Indiana Writers Group column for April 18 and thereafter
730 words

By Andrea Neal

    INDIANAPOLIS — As Indiana lawmakers enter 11th hour negotiations over tax and spending plans, a joke by author/humorist Peg Bracken comes to mind: “Why does a slight tax increase cost you $200 and a substantial tax cut save you 30 cents?”
    No matter how earnest the calls for property tax relief, history tells us that modest cuts in one tax are made up with larger increases somewhere else. Over time, taxes only go up.
    For evidence of that proposition, consider these figures, hot off the press from the non-partisan Tax Foundation:
    1. Hoosiers filed tax returns this week, but we won’t reach Tax Freedom Day until April 23. That’s one day later than we celebrated last year, and four days later than in 2005. Tax Freedom Day is the “theoretical day” when we stop working for the government and start supporting our families.
    2. This year, state and local taxes will consume a record setting 10.7 percent of Hoosier income, slightly below the national average of 11 percent. Hoosiers pay $3,887 per capita for state and local taxes on per capita state income of $36,169.
    3. Indiana ranks smack in the middle – 25th – in terms of its state and local tax burden. But we’ve been moving up the chart at a rapid clip. In 2000, we ranked 35th and in 1980 we ranked 42nd.
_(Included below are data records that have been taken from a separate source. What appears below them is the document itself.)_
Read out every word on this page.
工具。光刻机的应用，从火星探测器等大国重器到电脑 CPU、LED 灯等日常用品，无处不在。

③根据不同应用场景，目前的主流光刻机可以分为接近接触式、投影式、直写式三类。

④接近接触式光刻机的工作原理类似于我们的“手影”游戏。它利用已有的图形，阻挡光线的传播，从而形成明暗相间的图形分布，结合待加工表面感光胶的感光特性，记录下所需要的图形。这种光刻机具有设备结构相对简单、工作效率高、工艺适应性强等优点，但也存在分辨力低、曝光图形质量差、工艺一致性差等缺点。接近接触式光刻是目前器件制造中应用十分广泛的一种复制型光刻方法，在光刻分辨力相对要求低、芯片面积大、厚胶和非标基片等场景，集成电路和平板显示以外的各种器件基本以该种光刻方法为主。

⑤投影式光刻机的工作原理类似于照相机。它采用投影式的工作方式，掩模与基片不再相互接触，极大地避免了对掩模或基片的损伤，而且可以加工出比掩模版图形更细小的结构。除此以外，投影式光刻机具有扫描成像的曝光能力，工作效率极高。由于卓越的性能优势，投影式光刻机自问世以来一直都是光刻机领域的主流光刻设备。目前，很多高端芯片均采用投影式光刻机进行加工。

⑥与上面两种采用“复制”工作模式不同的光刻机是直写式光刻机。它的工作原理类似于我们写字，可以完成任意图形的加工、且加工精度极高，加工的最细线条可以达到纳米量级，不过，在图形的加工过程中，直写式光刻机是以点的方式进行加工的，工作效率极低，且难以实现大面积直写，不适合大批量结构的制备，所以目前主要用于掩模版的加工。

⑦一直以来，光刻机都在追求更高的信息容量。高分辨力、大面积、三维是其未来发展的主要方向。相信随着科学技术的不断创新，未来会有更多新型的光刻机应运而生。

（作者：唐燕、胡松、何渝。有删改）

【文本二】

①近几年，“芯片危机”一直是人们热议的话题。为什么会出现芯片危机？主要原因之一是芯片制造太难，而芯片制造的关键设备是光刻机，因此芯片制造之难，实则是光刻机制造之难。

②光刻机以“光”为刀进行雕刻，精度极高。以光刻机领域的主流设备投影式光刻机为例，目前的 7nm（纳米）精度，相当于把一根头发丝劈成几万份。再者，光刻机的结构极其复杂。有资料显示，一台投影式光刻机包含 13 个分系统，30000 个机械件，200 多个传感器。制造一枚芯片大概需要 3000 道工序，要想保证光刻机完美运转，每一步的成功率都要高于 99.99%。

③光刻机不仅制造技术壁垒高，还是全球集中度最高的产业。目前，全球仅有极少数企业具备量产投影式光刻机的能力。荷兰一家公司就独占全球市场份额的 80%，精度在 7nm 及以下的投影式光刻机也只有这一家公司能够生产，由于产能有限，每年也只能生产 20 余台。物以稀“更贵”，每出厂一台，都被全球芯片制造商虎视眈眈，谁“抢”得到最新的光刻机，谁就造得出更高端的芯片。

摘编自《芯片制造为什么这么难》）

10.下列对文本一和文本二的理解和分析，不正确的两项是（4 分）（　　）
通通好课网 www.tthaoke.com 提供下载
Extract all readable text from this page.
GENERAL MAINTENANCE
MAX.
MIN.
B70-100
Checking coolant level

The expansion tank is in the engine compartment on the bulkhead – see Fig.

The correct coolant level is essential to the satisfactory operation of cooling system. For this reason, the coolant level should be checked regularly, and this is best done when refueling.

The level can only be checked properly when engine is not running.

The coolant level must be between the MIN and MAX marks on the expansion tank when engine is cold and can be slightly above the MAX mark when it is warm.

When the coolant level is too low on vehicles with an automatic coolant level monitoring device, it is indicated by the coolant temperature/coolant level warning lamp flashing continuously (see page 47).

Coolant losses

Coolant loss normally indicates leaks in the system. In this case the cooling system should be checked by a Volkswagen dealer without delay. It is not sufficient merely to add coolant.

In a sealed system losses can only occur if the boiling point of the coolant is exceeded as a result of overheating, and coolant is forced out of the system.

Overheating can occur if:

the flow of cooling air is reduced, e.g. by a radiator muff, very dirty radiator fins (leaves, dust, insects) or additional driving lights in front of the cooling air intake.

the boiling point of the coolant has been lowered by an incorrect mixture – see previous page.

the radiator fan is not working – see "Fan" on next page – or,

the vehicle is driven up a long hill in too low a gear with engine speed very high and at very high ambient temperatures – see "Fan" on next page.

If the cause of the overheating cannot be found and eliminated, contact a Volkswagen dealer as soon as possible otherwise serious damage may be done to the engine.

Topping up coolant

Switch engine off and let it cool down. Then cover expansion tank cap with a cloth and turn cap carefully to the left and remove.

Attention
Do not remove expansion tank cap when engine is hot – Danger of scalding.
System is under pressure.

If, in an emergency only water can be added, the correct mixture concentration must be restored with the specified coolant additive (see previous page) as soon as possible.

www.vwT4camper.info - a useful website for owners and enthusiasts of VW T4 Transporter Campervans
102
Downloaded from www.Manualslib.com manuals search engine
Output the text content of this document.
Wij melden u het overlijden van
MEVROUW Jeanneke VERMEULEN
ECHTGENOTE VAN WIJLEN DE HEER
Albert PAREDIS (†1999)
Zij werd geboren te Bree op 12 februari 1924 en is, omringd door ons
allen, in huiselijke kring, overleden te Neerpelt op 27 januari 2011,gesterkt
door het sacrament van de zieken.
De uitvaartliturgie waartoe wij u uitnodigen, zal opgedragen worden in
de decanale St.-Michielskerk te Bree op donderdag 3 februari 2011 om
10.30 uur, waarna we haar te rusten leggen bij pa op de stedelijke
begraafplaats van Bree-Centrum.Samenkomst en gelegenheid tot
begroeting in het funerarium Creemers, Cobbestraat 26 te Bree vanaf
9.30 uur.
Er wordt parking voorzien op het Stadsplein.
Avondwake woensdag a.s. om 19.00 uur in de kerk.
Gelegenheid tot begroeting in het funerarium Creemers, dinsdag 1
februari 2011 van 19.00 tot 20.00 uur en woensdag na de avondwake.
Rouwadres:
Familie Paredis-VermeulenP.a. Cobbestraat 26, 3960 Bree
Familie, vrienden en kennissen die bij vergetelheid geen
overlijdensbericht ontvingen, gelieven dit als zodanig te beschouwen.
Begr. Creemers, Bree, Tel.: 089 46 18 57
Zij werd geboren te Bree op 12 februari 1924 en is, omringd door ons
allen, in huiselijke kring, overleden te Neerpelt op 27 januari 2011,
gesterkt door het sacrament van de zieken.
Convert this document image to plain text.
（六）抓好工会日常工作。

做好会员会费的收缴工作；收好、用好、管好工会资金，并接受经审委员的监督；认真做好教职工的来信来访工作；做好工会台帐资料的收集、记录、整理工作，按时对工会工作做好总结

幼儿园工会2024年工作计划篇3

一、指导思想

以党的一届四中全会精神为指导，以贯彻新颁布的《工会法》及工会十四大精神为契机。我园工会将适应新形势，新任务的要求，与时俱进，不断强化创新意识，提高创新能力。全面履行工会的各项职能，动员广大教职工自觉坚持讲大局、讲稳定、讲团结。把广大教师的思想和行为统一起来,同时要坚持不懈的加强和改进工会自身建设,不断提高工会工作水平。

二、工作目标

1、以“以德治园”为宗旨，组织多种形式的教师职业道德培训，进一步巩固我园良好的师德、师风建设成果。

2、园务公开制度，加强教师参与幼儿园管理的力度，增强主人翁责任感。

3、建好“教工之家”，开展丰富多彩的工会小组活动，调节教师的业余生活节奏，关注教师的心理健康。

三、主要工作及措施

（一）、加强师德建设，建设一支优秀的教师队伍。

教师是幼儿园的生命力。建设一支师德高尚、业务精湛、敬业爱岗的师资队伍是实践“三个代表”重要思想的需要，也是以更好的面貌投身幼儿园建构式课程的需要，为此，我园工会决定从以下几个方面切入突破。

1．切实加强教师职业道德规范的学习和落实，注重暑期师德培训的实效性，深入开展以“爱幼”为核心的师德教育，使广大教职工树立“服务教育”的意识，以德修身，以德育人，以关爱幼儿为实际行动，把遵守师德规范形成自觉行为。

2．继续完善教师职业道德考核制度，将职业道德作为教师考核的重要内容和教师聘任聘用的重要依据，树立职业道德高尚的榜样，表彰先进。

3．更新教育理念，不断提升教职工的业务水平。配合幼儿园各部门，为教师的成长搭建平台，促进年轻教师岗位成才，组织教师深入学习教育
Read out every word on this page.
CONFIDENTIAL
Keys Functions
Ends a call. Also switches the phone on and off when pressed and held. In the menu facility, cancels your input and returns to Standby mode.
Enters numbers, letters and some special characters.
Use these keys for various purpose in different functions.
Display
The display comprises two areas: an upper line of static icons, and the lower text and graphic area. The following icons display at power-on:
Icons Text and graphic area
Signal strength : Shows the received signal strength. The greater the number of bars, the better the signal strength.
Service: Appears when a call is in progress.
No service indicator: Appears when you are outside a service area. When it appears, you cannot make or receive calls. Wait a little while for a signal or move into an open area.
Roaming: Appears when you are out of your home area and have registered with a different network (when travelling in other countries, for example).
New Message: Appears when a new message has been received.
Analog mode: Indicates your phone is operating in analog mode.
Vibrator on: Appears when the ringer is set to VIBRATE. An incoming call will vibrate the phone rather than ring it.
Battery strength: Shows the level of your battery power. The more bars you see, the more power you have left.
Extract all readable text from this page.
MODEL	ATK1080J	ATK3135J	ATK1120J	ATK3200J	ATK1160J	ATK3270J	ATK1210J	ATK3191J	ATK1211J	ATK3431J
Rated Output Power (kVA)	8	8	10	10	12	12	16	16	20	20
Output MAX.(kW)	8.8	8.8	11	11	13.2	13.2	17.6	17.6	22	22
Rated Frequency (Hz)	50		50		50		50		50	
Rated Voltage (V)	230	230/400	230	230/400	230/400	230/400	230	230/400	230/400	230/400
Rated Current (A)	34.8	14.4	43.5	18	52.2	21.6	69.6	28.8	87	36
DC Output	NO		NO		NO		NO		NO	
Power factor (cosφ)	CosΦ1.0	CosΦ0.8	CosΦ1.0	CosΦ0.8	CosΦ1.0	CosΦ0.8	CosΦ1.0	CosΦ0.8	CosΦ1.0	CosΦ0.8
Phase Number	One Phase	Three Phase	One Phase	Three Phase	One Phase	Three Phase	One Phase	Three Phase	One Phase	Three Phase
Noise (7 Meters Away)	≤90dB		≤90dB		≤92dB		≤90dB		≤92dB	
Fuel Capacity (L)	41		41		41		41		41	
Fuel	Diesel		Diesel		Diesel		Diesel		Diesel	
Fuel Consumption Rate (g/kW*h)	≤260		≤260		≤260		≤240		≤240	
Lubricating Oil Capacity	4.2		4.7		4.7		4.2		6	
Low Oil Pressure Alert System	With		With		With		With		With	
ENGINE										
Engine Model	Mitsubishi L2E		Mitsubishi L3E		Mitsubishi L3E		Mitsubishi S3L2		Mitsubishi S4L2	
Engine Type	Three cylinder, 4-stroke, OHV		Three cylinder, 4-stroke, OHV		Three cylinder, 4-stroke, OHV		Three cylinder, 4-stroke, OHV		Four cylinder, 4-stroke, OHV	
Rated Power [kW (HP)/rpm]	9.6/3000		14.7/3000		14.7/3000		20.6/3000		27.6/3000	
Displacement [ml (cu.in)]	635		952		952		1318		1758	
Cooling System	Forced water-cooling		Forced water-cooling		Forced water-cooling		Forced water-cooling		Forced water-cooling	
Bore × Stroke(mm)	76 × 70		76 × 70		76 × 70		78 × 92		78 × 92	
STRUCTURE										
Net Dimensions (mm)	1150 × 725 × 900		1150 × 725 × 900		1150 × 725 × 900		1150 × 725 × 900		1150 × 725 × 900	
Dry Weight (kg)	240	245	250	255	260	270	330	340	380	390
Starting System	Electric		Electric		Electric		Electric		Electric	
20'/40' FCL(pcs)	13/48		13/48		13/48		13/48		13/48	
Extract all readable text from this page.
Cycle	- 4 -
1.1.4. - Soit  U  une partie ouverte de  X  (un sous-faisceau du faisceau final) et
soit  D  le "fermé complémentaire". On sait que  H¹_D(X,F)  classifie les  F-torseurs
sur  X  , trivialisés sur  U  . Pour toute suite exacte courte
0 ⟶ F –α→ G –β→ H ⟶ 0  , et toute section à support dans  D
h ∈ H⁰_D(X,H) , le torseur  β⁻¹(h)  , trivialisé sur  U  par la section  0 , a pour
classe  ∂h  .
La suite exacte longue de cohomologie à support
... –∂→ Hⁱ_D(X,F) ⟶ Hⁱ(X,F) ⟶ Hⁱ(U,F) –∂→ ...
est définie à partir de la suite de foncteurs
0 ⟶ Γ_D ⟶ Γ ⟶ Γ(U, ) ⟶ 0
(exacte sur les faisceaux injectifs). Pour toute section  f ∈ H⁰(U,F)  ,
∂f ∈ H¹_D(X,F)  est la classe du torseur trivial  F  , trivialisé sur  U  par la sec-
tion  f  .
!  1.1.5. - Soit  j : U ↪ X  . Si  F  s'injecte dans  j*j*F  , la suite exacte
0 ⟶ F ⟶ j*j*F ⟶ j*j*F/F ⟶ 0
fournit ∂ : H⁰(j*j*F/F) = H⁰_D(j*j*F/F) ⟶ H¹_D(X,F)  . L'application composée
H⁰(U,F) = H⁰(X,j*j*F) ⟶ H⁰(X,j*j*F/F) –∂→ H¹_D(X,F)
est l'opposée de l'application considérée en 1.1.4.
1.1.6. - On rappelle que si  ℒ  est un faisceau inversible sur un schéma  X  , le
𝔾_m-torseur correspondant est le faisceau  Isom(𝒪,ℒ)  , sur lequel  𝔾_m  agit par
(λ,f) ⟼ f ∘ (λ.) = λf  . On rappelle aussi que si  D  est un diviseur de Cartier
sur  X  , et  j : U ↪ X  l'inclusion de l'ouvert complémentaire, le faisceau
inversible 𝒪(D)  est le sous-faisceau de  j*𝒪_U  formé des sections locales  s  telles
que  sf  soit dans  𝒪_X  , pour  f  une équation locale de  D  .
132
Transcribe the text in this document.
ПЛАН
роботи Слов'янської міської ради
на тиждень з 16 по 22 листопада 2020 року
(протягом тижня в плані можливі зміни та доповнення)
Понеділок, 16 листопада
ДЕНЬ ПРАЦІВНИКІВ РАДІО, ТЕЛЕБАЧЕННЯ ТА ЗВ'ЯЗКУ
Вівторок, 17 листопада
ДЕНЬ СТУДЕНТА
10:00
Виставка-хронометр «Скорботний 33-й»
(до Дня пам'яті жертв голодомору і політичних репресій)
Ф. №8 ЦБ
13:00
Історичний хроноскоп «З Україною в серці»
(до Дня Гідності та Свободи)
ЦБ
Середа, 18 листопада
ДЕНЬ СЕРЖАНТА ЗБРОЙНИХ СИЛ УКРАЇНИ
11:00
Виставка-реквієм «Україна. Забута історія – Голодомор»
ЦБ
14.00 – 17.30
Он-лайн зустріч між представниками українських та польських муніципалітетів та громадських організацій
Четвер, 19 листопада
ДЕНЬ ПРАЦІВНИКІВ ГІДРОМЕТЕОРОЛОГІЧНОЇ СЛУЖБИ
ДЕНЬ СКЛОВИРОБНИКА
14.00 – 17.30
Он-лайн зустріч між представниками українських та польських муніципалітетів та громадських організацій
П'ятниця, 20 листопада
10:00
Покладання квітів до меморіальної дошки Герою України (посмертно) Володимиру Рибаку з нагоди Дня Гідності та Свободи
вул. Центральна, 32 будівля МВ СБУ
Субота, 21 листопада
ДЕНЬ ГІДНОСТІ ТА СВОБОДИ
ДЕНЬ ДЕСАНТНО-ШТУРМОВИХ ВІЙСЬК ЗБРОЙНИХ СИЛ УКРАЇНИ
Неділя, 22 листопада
The shift is largely the result of rising property taxes at the local level and the above-national-average 6 percent state sales tax in effect since 2002.
     “It’s a concern to me,” said state Sen. Luke Kenley, R-Noblesville, whose proposal for property tax reform is alive and kicking in the final days of the General Assembly. “You have to find that sense of balance.”
    “One primary reason why I am pushing property tax reform so hard is that 88 percent of local government spending is supported by property tax. This is way out of balance. Income tax is a better measure of ability to pay.”
    HB 1478, Kenley’s plan, is an almost 200-page document that would give Indiana homeowners some immediate property tax relief, while shifting to income taxes the burden of funding many services now financed by property taxation.
    Among other things, his bill would end the property tax replacement system created by Gov. Otis Bowen and the General Assembly in 1973. The Bowen plan doubled the sales tax from 2 to 4 percent and used the revenue to cut property tax bills by 20 percent, a savings that proved to be only temporary. Since 1980, property taxes have increased nearly 350 percent.
    While taxpayers and most lawmakers seem to agree with Kenley that balance is lacking in Indiana’s tax system, it’s unlikely his solution will clear all hurdles by April 29, the day the legislature is required to adjourn.
    For one, the short-term relief is tied to the passage of a controversial provision allowing slot machines at the state’s two pari-mutuel racetrack. Second, local officials are loath to support the plan because they fear unintended consequences. They blame this year’s expected 10 to 15 percent property tax increase on measures from years past, specifically elimination of the business inventory tax and the court-ordered move to a more market based property assessment system.
    The third objection: What Kenley considers comprehensive, others may consider too complex to resolve under deadline. The April 15 Indianapolis Star called the plan “mind-numbingly complicated.” Sen. Brandt Hershman, R-Monticello, co-sponsor of the proposal, told the Kokomo Tribune, “It is highly complicated. It highlights the difficulty of moving away from property taxes.”
    Kenley has tried hard to write a bill that would make property tax cuts and income tax increases a wash for the average taxpayer. But he acknowledges there is reason to cut taxes overall in light of the Tax Foundation statistics.
    The obvious area of cutting: “We probably don’t need township government in Indiana,” he said. “It would take a lot of willpower” to eliminate it. Kenley is not averse to raising the issue this session. “It’s a perfect opportunity to bring up that verboten subject.”
    The sentiment is noble, but the odds are against him. Based on current laws, the Tax Foundation predicts “taxes will continue growing as a percentage of income, and Tax Freedom Day will arrive later in the next few years.” The message for Hoosiers: Enjoy April 23 while you can and wish willpower for Indiana legislators.